The Tarnished GoldAlbum |
Laurel Canyon revivalists return.
Back at the turn of the millennium, Beachwood Sparks felt like some kind of weird throwback. Their two (really quite good) albums were unapologetically indebted to the countrified folk-rock of Los Angeles at the dawn of the 1970s, when folk-rock and psychedelia fused into the Laurel Canyon sound, and the band didn't seem musically connected to anything else that was going on at the time. They were treated as a curiosity when they weren't being actively ignored.
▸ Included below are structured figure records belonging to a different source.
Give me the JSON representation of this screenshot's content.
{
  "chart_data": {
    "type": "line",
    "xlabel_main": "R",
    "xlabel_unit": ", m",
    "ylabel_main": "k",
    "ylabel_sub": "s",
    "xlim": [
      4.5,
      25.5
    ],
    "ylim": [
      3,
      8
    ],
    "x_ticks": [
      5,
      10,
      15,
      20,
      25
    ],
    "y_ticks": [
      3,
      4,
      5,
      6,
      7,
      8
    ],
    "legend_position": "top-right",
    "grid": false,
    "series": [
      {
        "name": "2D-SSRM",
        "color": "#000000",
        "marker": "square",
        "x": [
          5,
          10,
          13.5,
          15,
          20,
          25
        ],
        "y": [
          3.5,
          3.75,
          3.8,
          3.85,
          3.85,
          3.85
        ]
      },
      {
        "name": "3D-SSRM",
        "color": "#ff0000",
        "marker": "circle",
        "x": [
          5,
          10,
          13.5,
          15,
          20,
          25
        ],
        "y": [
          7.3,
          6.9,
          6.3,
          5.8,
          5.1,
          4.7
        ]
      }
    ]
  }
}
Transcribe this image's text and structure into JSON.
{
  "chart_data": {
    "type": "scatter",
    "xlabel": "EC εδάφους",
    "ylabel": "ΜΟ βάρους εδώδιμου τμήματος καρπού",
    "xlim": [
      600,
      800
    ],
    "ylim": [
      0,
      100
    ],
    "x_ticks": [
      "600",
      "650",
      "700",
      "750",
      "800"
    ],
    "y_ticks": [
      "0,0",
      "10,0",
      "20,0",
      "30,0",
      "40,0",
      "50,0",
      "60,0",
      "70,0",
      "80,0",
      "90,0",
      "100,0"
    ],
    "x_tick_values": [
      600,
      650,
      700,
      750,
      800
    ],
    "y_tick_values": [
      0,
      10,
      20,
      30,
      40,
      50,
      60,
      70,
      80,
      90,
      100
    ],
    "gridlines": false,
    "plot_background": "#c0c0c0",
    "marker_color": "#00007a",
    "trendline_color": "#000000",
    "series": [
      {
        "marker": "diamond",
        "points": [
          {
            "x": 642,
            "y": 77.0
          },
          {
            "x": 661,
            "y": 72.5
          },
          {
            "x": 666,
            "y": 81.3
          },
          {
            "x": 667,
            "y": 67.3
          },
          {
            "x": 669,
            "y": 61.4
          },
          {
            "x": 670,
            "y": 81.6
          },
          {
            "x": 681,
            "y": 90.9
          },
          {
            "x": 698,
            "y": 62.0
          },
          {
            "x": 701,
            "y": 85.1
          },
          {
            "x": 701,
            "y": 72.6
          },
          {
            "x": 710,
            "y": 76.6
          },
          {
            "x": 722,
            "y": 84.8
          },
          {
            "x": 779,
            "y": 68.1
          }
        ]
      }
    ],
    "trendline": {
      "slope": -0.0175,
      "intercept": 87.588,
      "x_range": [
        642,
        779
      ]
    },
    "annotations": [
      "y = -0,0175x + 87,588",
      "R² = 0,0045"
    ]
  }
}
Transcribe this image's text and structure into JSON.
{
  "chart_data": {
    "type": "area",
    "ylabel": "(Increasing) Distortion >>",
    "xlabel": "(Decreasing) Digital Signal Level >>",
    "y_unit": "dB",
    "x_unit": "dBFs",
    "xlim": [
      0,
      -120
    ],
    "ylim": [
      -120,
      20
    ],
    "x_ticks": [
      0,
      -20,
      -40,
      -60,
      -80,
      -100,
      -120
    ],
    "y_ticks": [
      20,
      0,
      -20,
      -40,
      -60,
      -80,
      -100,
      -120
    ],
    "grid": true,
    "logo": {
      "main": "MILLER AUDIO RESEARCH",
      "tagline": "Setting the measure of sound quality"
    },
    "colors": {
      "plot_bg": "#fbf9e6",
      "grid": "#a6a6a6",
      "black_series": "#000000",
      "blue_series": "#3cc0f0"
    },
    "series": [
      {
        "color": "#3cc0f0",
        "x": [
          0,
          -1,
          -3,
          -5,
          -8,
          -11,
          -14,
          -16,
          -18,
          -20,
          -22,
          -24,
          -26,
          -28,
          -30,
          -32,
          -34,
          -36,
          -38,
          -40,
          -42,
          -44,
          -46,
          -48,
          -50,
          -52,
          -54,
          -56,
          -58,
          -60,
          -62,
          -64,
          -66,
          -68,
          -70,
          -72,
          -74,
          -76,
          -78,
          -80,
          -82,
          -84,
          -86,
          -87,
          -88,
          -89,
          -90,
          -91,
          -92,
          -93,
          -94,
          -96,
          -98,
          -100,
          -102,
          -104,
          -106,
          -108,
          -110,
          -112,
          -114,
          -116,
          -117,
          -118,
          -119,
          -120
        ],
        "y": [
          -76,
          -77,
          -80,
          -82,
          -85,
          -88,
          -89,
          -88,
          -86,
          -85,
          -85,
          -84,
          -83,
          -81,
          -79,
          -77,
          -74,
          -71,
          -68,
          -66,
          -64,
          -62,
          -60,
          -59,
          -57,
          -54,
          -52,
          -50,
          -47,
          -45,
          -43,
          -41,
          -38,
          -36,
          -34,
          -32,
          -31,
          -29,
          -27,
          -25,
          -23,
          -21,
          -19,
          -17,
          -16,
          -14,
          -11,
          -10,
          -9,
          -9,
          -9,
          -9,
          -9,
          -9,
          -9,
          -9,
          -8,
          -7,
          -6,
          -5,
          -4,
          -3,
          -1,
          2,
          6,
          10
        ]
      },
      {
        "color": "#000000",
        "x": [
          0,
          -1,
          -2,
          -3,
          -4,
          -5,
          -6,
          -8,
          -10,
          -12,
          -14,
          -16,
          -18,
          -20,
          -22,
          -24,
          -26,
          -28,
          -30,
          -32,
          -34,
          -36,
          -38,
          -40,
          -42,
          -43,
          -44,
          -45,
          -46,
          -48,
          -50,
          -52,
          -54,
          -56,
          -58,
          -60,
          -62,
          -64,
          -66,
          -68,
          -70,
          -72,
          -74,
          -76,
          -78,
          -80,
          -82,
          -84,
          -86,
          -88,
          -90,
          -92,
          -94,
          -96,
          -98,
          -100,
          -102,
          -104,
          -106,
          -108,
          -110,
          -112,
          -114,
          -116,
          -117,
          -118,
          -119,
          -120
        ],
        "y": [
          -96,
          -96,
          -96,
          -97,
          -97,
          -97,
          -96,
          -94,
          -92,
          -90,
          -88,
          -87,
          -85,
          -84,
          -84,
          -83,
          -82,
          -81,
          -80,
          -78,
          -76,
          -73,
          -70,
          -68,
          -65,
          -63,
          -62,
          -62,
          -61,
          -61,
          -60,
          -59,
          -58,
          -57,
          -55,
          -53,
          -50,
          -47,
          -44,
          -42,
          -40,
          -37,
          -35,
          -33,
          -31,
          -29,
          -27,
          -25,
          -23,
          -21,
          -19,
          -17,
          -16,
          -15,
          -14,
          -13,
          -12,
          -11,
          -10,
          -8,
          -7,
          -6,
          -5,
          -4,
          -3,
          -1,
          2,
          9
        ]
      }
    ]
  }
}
Ironically, it turns out that Beachwood Sparks were a decade ahead of the curve as well as three decades behind. In a world where acts like Fleet Foxes and Bon Iver are Grammy-winning media stars and two-thirds of the kids in Brooklyn are sporting Garth Hudson-style neckbeards, Beachwood Sparks' cosmic country sounds far less foreign to modern indie ears. Despite the 11-year interval, The Tarnished Gold sounds pretty much exactly like its two predecessors: plenty of floating pedal steel guitar, Byrds-style harmonies, tempos that rarely rise beyond "mosey," and an overall patchouli-and-skunkweed vibe. But while the band's revivalist tendencies are in full swing -- "Leave That Light On" is more than a little reminiscent of Fleetwood Mac's "Albatross," and "The Orange Grass Special" finds the group in full Nitty Gritty Dirt Band mode -- the songs are consistently strong, making The Tarnished Gold a fine complement to Beachwood Sparks' younger neo-country-rock compatriots, as well as the perfect soundtrack for a sweltering midsummer night.